Die Europäische Kommission hat gegen Österreich, Deutschland, Griechenland, Großbritannien, Italien, Irland, Luxemburg und die Niederlande ein Vertragsverletzungsverfahren eingeleitet. Die acht Staaten haben der Kommission innerhalb der vorgesehenen Frist nicht mitgeteilt, wie sie die Richtlinie zu EU-einheitlichen Sicherheitsstandards für Seilbahnen in nationales Recht umgesetzt haben.

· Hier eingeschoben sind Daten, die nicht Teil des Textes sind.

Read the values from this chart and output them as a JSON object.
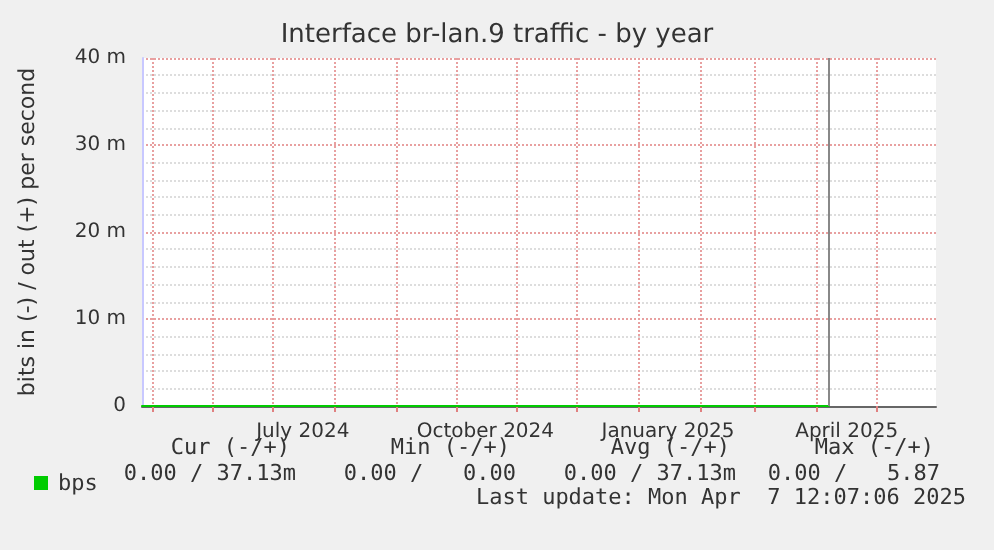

Die Richtlinie legt EU-weit gültige Anforderungen an Sicherheit, Gesundheits-, Umwelt- und Verbraucherschutz fest, die bei Konstruktion, Bau und Betrieb von Personenseilbahnen sowie ihren Teilsystemen und Bauteilen zu erfüllen sind.
Vor ihrer Verabschiedung bestanden sehr unterschiedliche nationale Regelungen, welche auf die Gepflogenheiten in den einzelnen Ländern und die dort gebräuchliche Technik abgestimmt waren. Das zwang exportierende Hersteller, die Konstruktion ihrer Anlagen an die Vorschriften des Bestimmungslandes anzupassen, und brachte für sie Wettbewerbsnachteile mit sich. Die EU musste tätig werden, damit einerseits Seilbahnfahrgästen in allen Mitgliedstaaten die gleiche hohe Sicherheit geboten wird und andererseits die Seilbahnhersteller die Vorteile des Binnenmarktes nutzen können.
Die Mitgliedsstaaten waren verpflichtet, die Richtlinie bis zum 3. Mai 2002 in ihr nationales Recht zu übernehmen. Ab dem 3. Mai 2004 muss sie bei allen Seilbahnen in vollem Umfang angewendet werden.